32 I consider that the Agreement, by providing a date for the repayment of the money advanced and the interest payable thereon, can arguably be regarded as constituting a forbearance to sue. Prior to the making of that Agreement, the loan would have been repayable on demand. In turn, that forbearance arguably provided consideration for the Agreement.
33 I do not accept that the first and second defendants’ third argument, that consideration was unnecessary because the Agreement was executed as a Deed, gives rise to a serious question to be tried. Even though it was described as a Deed, the document did not purport to be executed as a deed.[12]
34 The parties made limited submissions concerning the balance of convenience. If the caveat is removed, presumably, the plaintiff can sell David Snelling’s interest in the property and that would significantly affect the first and second defendants’ use of the property as a family holiday home. There is no evidence that the Snellings have sold or propose to sell the property. I consider that the balance of convenience supports the maintenance of the caveat until the trial of the proceeding.

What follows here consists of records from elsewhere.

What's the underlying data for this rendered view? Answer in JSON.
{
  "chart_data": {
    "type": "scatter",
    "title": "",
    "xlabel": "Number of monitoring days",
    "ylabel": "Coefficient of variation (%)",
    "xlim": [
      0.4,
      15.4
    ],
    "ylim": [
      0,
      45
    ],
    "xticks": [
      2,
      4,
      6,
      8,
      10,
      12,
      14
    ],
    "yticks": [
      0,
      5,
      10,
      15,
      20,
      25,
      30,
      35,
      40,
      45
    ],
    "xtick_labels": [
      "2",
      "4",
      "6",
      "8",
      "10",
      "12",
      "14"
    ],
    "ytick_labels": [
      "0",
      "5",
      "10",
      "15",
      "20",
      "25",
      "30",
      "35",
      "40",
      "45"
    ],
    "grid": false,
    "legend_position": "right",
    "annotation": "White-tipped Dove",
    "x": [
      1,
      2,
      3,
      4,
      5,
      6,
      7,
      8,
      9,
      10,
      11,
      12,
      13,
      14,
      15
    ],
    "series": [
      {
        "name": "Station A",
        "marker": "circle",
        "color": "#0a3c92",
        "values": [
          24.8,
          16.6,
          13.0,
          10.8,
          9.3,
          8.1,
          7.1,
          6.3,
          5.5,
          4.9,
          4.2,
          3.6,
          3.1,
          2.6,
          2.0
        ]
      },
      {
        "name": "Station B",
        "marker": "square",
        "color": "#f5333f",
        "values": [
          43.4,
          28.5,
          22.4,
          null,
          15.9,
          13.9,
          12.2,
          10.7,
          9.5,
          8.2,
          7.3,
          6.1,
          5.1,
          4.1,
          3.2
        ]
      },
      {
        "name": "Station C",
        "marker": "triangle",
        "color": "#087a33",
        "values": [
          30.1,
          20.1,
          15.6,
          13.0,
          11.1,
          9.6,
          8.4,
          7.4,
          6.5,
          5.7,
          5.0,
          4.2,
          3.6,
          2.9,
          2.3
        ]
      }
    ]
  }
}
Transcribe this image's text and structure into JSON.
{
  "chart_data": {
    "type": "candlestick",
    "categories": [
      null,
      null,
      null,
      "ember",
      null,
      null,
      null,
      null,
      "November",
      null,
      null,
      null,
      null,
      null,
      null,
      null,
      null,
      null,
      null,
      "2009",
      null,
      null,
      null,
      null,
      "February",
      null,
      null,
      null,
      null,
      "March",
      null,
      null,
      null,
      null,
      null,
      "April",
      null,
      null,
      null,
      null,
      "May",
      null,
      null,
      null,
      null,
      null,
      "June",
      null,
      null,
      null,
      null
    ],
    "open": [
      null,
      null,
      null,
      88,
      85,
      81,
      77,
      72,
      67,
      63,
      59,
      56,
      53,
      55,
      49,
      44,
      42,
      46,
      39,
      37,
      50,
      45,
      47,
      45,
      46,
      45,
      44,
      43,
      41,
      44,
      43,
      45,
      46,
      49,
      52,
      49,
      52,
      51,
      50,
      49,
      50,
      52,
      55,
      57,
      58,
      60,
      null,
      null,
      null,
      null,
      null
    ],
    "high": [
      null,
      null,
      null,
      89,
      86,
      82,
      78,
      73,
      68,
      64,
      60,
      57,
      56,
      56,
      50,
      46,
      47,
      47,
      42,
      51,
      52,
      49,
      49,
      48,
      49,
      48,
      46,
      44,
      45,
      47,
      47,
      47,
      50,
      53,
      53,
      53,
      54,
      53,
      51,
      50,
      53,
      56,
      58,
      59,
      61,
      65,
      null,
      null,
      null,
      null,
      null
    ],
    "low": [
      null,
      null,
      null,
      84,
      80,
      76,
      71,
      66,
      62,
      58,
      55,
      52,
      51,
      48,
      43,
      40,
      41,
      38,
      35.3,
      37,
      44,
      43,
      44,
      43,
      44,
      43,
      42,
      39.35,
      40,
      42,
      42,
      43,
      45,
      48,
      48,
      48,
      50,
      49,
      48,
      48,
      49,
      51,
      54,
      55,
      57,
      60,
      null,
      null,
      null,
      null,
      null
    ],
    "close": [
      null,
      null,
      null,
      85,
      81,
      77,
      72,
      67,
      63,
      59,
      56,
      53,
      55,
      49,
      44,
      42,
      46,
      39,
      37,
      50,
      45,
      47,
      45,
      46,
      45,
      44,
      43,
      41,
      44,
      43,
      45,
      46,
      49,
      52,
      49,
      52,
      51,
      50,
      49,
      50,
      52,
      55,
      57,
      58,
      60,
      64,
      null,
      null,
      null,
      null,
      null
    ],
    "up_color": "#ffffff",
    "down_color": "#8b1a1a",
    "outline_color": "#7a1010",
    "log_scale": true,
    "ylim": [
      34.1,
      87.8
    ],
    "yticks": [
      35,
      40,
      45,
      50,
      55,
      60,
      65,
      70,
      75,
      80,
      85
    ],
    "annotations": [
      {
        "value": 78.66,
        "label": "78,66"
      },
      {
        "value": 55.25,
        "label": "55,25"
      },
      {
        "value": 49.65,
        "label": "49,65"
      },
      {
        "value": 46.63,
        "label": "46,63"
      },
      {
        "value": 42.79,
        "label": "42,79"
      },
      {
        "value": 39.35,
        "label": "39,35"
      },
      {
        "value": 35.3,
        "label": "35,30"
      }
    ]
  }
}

35 For the above reasons, I refuse the plaintiff’s application for the removal of the caveat.
36 I will hear the parties as to the appropriate form of orders.
[1] Piroshenko v Grojsman (2010) 27 VR 489 [7] (Warren CJ).
[2] Property Law Act 1958 (Vic), s 53.
[3] McMahon v McMahon [1979] VicRp 23; [1979] VR 239, 245.
[5] Ibid [81].
[6] Ibid [85].
[7] Ibid [86].
[9] Ibid [22]–[24].
[10] (1971) 19 FLR 232, 254-255.
[11] Supra [76].
[12] See s 73 and 73A of the Property Law Act 1958, cf P .Butt, Land Law, (6th ed) 740-741.